Rebecca Casey is a PhD candidate in Sociology at McMaster University. Her research interests include aging, disability, health and policies. Her MA thesis, at Lakehead University, focused on the experience of aging with long-term physical impairment. The poster presentation is based on this research. Rebecca’s PhD dissertation will use data collected through the Research Action Alliance on the Consequences of Work Injury (RAACWI), to focus on poverty and to relate it to aging concerns, such as loss of pensions through employment changes, reduced income following an injury and lack of employment opportunities due to reduced physical abilities.

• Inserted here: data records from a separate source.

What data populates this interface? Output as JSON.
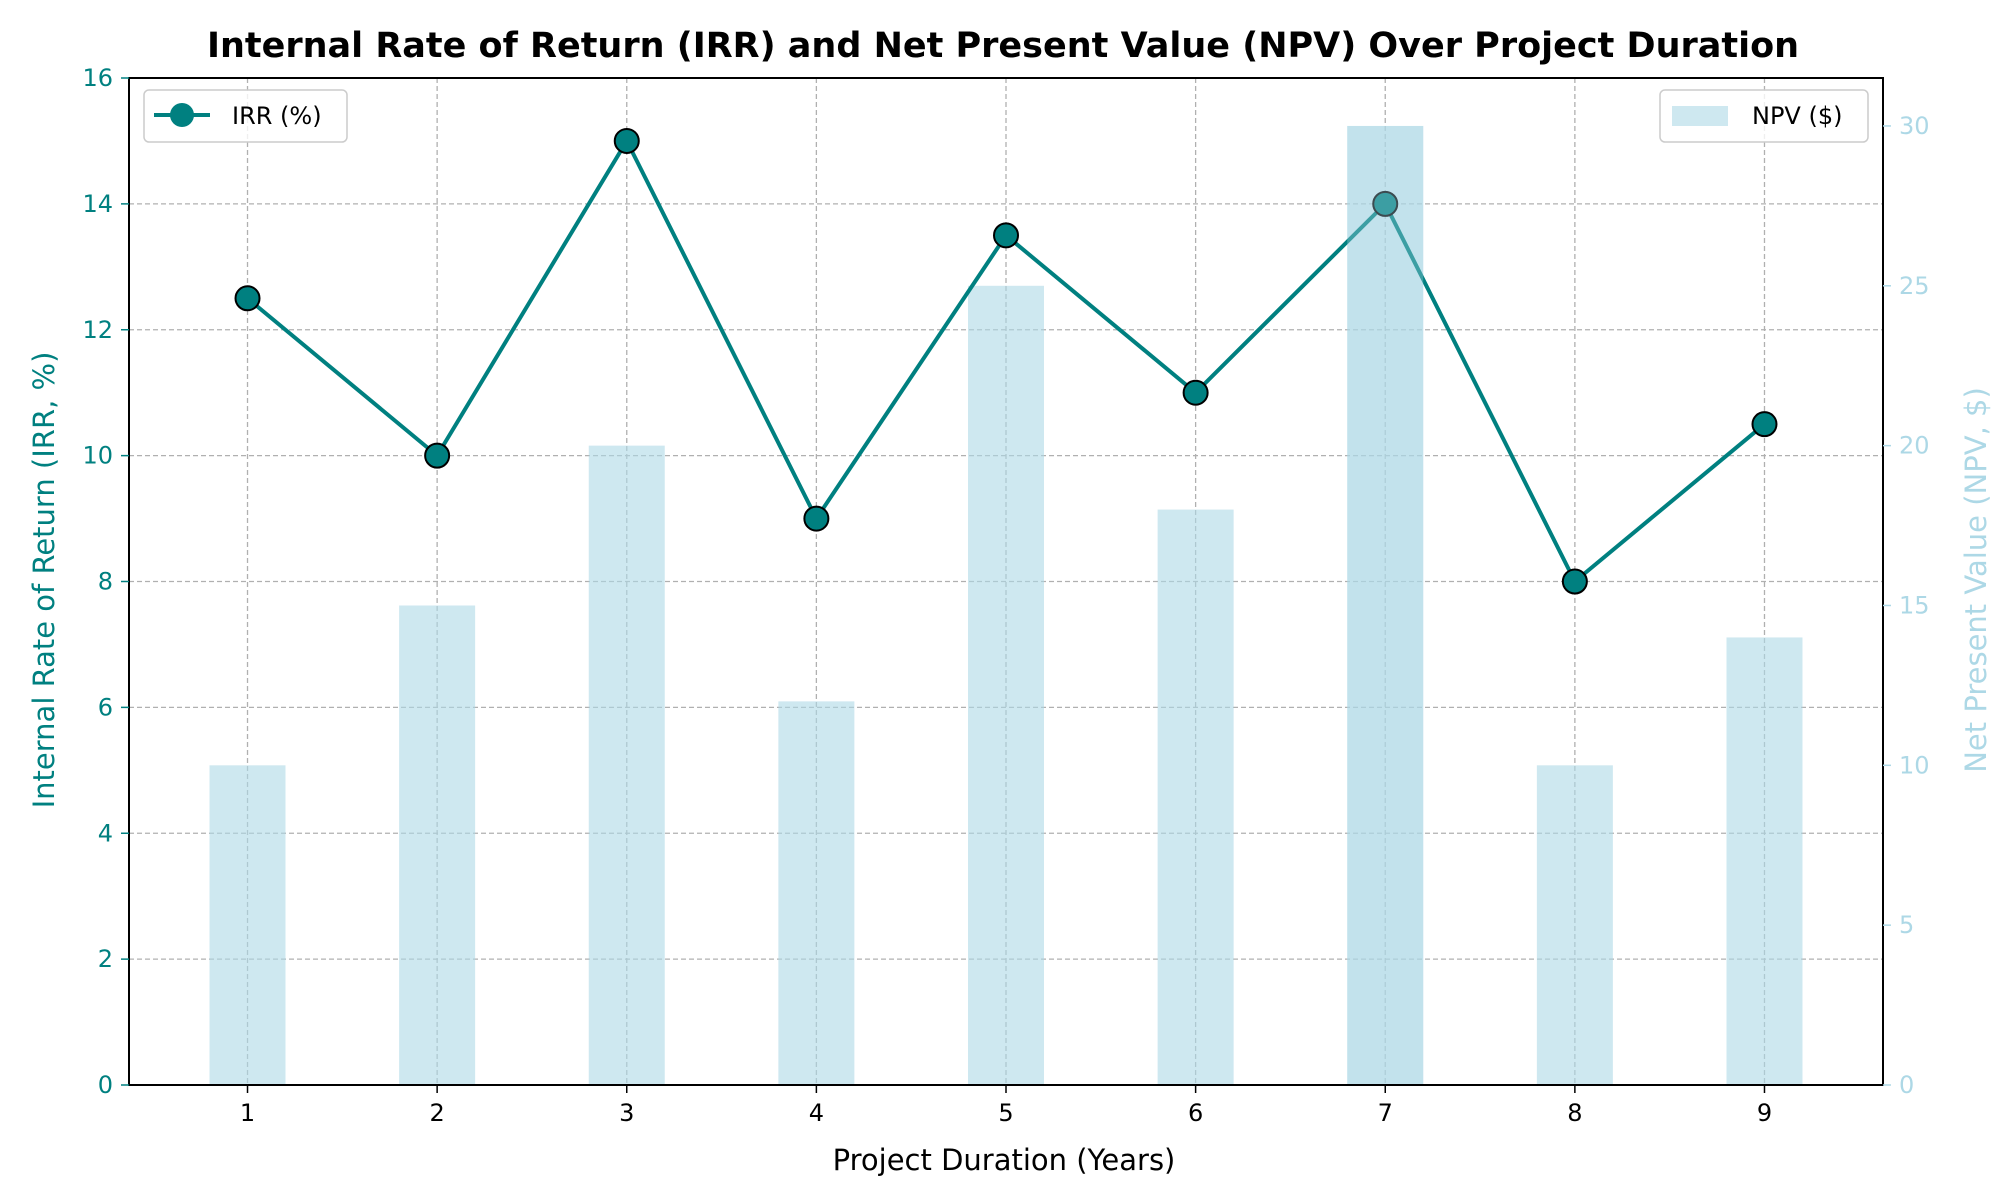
{
  "chart_data": {
    "type": "bar+line",
    "title": "Internal Rate of Return (IRR) and Net Present Value (NPV) Over Project Duration",
    "xlabel": "Project Duration (Years)",
    "ylabel_left": "Internal Rate of Return (IRR, %)",
    "ylabel_right": "Net Present Value (NPV, $)",
    "x": [
      1,
      2,
      3,
      4,
      5,
      6,
      7,
      8,
      9
    ],
    "ylim_left": [
      0,
      16
    ],
    "yticks_left": [
      0,
      2,
      4,
      6,
      8,
      10,
      12,
      14,
      16
    ],
    "ylim_right": [
      0,
      31.5
    ],
    "yticks_right": [
      0,
      5,
      10,
      15,
      20,
      25,
      30
    ],
    "grid": true,
    "series": [
      {
        "name": "IRR (%)",
        "kind": "line",
        "axis": "left",
        "values": [
          12.5,
          10,
          15,
          9,
          13.5,
          11,
          14,
          8,
          10.5
        ],
        "color": "#008080",
        "legend_placement": "top-left"
      },
      {
        "name": "NPV ($)",
        "kind": "bar",
        "axis": "right",
        "values": [
          10,
          15,
          20,
          12,
          25,
          18,
          30,
          10,
          14
        ],
        "color": "#add8e6",
        "legend_placement": "top-right"
      }
    ],
    "colors": {
      "left_axis": "#008080",
      "right_axis": "#add8e6",
      "grid": "#b0b0b0"
    }
  }
}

Sharon Dale Stone is Professor of Sociology at Lakehead University, where she is also affiliated with the Women’s Studies, Gerontology, and Masters of Public Health programs. Her research focuses on experiences of living with chronic impairments and issues that arise as a result. She recently published A Change of Plans: Women’s Stories of Hemorrhagic Stroke (2007) and is writing an analysis of the experiences of women who survived a hemorrhagic stroke at a young age. She is currently working with a team of academic researchers and community activists to investigate the experiences of injured workers with the worker’s compensation system.